Building a Case for Addressing
the Issue of Mental Health in Rural Tamil Nadu
Nicholas De Vito, Amudha Panneerselvam,
Kavya Vaghul,
Juhi Sutaria,
Ravikumar Chockalingam
Etiology of mental disorders
Causes of health and disease are generally a product of the interaction between biological, psychological, and socio-cultural factors. Stressful life events, affect (mood and level of arousal), personality, and gender are prominent psychological influences. Social influences include parents, socioeconomic status, racial, cultural, and religious background, and interpersonal relationships.
Genetic factors
Schizophrenia is linked strongly to genetic factors. Since 1980, 11 major family studies of schizophrenia have been reported that used blind diagnoses, control groups, personalized interviews, and operationalized diagnostic criteria. Every study showed that the risk of schizophrenia was higher in first-degree relatives of schizophrenic patients than in matched controls. The mean risk for schizophrenia in these 11 studies was 0.5% in relatives of control and 5.9% in the relatives of schizophrenics. Modern studies suggest that, on average, parents, siblings, and offspring of individuals with schizophrenia have a risk of illness about 12 times greater than that of the general population (Evans, et al., 2005).

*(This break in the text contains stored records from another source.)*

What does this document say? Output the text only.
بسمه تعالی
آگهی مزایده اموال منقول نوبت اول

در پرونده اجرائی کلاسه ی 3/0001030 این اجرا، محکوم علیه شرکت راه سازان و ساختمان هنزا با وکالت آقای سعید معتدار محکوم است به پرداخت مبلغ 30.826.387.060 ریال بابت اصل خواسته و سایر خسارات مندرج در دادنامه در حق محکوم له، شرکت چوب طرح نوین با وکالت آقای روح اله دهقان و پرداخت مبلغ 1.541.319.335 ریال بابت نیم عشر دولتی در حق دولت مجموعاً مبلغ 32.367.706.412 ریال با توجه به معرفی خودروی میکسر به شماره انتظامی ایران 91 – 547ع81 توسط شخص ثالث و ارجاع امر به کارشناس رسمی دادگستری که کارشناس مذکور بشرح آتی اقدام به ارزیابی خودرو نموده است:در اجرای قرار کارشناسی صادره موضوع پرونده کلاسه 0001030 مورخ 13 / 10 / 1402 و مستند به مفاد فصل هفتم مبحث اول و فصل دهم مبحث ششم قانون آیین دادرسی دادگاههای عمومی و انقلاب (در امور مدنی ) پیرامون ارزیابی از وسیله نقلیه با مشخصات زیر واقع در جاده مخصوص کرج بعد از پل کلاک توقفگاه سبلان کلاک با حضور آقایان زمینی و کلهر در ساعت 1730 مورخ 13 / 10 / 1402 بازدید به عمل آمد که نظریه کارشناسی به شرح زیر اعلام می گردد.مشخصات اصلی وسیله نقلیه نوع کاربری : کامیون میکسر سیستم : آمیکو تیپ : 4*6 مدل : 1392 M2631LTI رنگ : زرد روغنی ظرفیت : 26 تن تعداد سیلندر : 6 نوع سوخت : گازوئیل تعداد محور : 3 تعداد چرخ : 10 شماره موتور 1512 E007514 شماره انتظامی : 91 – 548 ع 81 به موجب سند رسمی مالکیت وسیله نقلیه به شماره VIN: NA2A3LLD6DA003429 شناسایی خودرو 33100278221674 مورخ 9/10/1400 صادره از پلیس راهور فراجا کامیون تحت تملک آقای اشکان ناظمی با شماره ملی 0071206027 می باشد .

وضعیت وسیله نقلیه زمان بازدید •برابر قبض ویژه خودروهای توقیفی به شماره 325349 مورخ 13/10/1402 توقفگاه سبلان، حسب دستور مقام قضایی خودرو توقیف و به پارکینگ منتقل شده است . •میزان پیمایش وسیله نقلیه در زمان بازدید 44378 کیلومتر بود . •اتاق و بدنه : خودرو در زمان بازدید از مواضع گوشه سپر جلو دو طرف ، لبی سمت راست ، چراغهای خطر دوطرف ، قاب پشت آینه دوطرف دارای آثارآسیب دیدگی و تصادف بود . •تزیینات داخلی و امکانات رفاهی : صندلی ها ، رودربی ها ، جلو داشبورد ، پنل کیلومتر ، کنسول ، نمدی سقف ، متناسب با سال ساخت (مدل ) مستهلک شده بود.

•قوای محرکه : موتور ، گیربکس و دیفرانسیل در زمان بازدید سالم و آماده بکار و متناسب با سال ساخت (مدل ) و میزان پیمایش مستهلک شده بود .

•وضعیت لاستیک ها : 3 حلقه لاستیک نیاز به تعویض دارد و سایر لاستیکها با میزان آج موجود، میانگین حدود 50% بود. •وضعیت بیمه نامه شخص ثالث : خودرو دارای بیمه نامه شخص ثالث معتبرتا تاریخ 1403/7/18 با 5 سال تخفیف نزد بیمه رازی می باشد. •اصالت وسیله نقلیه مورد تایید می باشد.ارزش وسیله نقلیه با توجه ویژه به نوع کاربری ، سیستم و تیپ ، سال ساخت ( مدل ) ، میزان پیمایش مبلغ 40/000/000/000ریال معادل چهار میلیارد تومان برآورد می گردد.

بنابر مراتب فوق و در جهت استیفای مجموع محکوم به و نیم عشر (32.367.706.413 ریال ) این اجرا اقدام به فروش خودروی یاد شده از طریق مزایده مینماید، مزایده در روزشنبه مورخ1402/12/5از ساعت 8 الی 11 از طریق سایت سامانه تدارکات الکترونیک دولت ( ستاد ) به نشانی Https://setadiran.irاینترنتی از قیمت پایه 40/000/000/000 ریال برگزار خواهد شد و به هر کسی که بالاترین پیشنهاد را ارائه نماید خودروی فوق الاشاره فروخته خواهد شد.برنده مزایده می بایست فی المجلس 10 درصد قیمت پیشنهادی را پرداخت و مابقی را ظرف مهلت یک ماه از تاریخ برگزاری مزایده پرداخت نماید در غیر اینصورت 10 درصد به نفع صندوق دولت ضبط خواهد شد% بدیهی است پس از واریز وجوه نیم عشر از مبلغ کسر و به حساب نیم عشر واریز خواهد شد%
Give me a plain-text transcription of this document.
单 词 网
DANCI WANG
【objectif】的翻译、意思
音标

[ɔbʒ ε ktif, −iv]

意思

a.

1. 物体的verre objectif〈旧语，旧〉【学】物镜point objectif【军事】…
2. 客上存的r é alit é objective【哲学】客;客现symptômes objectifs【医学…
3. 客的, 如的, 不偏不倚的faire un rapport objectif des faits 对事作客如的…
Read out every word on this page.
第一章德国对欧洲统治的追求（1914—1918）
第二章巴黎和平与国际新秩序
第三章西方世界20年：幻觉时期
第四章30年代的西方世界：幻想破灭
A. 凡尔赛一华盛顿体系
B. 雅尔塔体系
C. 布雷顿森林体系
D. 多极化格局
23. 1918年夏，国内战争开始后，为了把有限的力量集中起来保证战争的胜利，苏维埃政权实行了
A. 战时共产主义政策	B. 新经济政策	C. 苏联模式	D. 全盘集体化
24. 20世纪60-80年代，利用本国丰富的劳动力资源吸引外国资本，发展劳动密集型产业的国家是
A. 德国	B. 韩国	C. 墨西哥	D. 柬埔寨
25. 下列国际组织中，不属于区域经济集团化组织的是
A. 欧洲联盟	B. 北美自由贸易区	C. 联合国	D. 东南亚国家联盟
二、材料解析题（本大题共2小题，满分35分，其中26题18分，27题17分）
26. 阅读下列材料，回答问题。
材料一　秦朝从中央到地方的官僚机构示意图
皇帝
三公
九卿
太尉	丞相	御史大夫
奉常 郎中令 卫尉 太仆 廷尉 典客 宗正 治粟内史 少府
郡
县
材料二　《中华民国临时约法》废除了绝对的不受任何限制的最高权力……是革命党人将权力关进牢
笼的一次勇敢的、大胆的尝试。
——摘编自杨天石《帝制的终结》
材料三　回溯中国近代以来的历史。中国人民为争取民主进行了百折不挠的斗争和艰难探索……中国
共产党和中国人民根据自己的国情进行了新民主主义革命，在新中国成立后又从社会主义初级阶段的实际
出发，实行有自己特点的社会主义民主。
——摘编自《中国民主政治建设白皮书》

But this does not mean that genetic factors completely fix the nature of the disorder and that psychological and social factors are unimportant. Social factors modify expression and outcome of disorders. Some mental disorders, such as post-traumatic stress disorder (PTSD), are clearly caused by exposure to an extremely stressful event, such as rape, combat, natural disaster, or concentration camp (Yehuda 1999). Yet not everyone develops PTSD after such exposure. On average, about 9 per cent do (Breslau et al., 1998), but estimates are higher for particular types of trauma. For women who are victims of crime, one study found the prevalence of PTSD in a representative sample of women to be 26 per cent (Resnick et al. 1993). The likelihood of developing PTSD is related to pretrauma vulnerability (in the form of genetic, biological, and personality factors), magnitude of the stressful event, preparedness for the event, and the quality of care after the event (Shalev, 1996). The relative roles of biological, psychological, or social factors also may vary across individuals and across stages of the life span. In some people, for example, depression arises primarily as a result of exposure to stressful life events, whereas in others the foremost cause of depression is genetic predisposition.
Social factors
Research in both developed and developing countries has shown the link between poverty and poor health status. Poverty and its associated psychosocial stressors, such as violence, unemployment, and insecurity, are correlated with the onset of adult mental disorder (GMH 2). Children born into poverty face various risk factors for mental and physical illness. Risk factors in poor children’s families and communities combine with scarcity of protective factors to increase the likelihood of mental health problems and developmental disabilities. A review of 11 community studies in six low income and middle-income countries in Africa, Asia, and Latin America, reported a consistent association between poor education and high rates of mental disorders.
Sex is also an important determinant of mental disorders, help seeking, and the need for services. In many countries, more women than men meet criteria for common mental disorders such as anxiety and depression. Patel et al. (2006) showed that nearly half of the people who attended primary care in India had common mental disorders, and that disorders were associated with poverty and female sex, after controlling for other social and demographic variables.